Ecrit par Marjorie Rafécas-Poeydomenge 22.04.24 dans La Une Livres, Les Livres, Recensions, Récits

Indigne, Cécile Chabaud, éditions Écriture, 2023, 230 pages, 20 €

Indigne, Cécile Chabaud (par Marjorie Rafécas-Poeydomenge)

Scandé par l’écriture vive et élégante de Cécile Chabaud, Indigne relate le procès complexe de Georges Despaux, figure énigmatique et contrastée de la seconde guerre mondiale. L’auteure avait déjà eu l’audace de ressusciter Rachilde lors de son premier roman publié en 2022. Elle se penche cette fois-ci sur un sujet complexe : la face cachée des hommes en période de guerre. Ce roman nous démontre à quel point les visions manichéennes peuvent nous éloigner de la vérité. Comment avoir des certitudes entre les faux-semblants et les arrangements ? Qu’y a-t-il au plus profond des hommes ? Sont-ils prêts à tout pour sauver leur peau ou au contraire, sauver leur dignité ?

Ce roman nous renvoie à la réflexion de Sartre sur ce qu’est au fond un « salaud ». Dans L'Être et le Néant, l’exemple du garçon de café qui joue au « jeu » d’être un garçon de café et qui finit par y croire lui-même nous dérange. « Le salaud est celui qui, pour justifier son existence, feint d’ignorer la liberté et la contingence qui le caractérisent essentiellement en tant qu’homme ». Le « salaud » est celui qui n’assume pas sa liberté. Souvent, il est plus confortable, plus lâche, d’imaginer que l’on n’est pas libre pour se convaincre que l’on n’a pas le choix. Alors, Georges Despaux était-il libre ?

Le livre commence par une enquête intense menée par un galeriste David sur Georges Despaux, cet homme qui avait rencontré son père à Auschwitz et qui était devenu un ami. Georges Despaux aurait sauvé la vie de son père. Mais alors pourquoi, Georges, originaire du Béarn, s’est-il retrouvé déporté à Auschwitz ? Et revenu vivant des portes de l’enfer, pourquoi l’Etat français lui intente un procès pour cause de collaboration avec l’ennemi ?

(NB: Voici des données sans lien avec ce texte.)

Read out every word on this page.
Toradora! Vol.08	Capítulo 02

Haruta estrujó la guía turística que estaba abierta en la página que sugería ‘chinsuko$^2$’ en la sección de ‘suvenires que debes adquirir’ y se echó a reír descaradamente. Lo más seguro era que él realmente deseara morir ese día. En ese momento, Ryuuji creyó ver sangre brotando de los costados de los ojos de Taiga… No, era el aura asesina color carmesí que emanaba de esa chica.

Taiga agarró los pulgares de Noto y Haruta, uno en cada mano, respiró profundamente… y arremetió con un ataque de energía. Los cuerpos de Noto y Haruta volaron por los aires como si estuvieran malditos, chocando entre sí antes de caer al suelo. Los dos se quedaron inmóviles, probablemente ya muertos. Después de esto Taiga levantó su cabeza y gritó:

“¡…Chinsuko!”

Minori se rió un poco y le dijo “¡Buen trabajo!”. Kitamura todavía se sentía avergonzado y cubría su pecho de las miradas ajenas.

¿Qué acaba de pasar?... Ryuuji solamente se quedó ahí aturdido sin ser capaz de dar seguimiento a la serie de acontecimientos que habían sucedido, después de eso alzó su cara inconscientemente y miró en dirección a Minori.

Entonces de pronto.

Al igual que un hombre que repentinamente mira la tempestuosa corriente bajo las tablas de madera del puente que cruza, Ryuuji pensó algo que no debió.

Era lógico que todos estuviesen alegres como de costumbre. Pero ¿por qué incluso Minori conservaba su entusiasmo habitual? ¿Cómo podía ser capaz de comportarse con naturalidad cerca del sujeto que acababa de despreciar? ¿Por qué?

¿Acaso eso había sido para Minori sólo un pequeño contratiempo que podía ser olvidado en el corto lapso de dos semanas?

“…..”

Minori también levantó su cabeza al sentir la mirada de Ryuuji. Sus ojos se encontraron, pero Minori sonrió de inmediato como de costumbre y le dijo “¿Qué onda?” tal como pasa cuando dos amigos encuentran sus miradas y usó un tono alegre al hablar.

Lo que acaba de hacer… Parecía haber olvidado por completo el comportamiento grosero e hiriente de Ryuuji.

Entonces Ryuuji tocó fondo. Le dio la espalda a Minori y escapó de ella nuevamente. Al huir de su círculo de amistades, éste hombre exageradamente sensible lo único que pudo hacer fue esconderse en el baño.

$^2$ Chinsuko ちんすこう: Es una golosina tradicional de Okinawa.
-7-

Cécile Chabaud arrive avec précision à mener la danse de ce procès insaisissable et complexe. Entre la hargne des ressentiments et la « dentelle » des faits, l’auteure arrive à livrer un procès décrit avec rigueur et profondeur. On ressent tous les personnages du procès comme s’ils étaient à côté de nous et encore vivants. Leur stress, leurs pulsations et leur malaise transpercent les pages et nous saisissent. Ce roman est rythmé en trois temps – le procès de Pau, la déportation, l’enquête de David qui s’interroge sur ce personnage énigmatique, mais surtout contradictoire. La vérité se trouve-t-elle dans les esquisses des dessins laissés par Georges ? Peut-on vraiment mentir en dessinant ? Ces dessins qui s’étaient échappés d’une pochette grignotée par le temps, d’une sorte de grimoire d’enchanteur, et qui avaient donné envie à David de mener l’enquête. Ce dernier veut comprendre pourquoi Georges Despaux était un ami de son père. Dans la langue hébraïque, il n’y a pas de distinction entre amitié et amour. On dit qu’il y a un « ahaba ». Des conditions extrêmement rudes et cruelles peuvent créer des amitiés improbables et indéfectibles.

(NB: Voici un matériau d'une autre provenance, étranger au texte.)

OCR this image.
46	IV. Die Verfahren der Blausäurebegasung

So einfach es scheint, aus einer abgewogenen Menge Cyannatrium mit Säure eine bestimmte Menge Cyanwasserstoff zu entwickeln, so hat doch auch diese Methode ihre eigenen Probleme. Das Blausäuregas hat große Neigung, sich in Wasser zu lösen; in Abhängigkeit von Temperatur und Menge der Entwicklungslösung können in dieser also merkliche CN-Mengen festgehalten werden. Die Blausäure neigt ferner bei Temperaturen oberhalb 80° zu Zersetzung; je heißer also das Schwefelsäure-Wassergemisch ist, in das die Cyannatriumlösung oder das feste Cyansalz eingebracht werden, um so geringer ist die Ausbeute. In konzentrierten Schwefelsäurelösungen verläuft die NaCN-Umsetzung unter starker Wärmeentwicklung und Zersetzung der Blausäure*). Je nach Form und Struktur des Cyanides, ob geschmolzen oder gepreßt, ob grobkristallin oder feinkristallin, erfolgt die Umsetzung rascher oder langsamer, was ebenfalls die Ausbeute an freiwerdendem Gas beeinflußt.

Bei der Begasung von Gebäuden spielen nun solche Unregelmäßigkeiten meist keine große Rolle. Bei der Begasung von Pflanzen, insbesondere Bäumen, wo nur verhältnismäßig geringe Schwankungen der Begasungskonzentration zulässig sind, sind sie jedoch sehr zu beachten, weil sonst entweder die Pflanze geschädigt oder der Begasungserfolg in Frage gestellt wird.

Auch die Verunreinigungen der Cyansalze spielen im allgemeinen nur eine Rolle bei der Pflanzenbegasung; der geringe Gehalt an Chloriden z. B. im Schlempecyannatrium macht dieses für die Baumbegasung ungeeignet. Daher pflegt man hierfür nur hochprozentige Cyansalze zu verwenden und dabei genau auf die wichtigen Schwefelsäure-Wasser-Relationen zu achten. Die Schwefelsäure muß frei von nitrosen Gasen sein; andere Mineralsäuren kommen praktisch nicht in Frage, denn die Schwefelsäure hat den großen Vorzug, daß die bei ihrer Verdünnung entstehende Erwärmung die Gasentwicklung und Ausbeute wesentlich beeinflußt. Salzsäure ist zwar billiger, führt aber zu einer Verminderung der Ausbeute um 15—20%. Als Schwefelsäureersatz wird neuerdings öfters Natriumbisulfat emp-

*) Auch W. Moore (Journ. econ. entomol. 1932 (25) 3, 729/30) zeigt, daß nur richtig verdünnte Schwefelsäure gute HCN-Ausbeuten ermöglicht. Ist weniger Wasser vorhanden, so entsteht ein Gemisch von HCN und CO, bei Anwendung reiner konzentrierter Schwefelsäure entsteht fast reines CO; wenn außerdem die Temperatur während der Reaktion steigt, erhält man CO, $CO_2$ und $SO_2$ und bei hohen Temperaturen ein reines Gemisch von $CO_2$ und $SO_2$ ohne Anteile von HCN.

L’horreur des camps est de l’ordre de l’indicible. Pour surmonter l’immonde, il arrivait à Georges d’enfoncer ses ongles dans son bras jusqu’au sang pour ne pas pleurer. Pour ne pas crier… Il se répétait la doctrine de Calvin, l’immortalité de l’âme est le propre de l’homme…

Pour avoir plus de nourriture au camp, il sut utiliser ses talents de dessinateur à bon escient. Même si cela parfois le dégoûtait car les SS lui demandaient de temps à autre de dessiner des scènes obscènes, sexuelles, voire pédophiles. Écœuré, cela lui permettait néanmoins d’avoir plus de pommes de terre pour lui et ses camarades de block.

A la fin du livre, Cécile Chabaud imagine que Despaux ait pu fréquenter des figures illustres de la résistance, comme Robert Desnos, poète surréaliste et résistant, ayant succombé au typhus dans un baraquement à la fin de la guerre. Elle explique à la fin que ce Georges Despaux est en fait le secret honteux de sa famille, car il s’agissait du cousin de sa grand-mère. Et de cet aveu, on admire le regard froid et objectif qu’a pu porter l’auteure sur cet ancêtre insaisissable, sans pathos.

Ce roman est un roman français, qui narre toutes les ambiguïtés de notre histoire et des histoires en général. Plutôt qu’Indigne, ce roman aurait pu s’intituler « Equivoque », cet art français d’estomper les frontières entre le digne et l’indigne…

 

Marjorie Rafécas-Poeydomenge

 

Cécile Chabaud est Professeur de Lettres à Paris. Elle signe son premier roman, Rachilde, chez Écriture à la rentrée littéraire 2022, et a livré un témoignage cash sur la vie au collège : PROF ! (L’Archipel 2021).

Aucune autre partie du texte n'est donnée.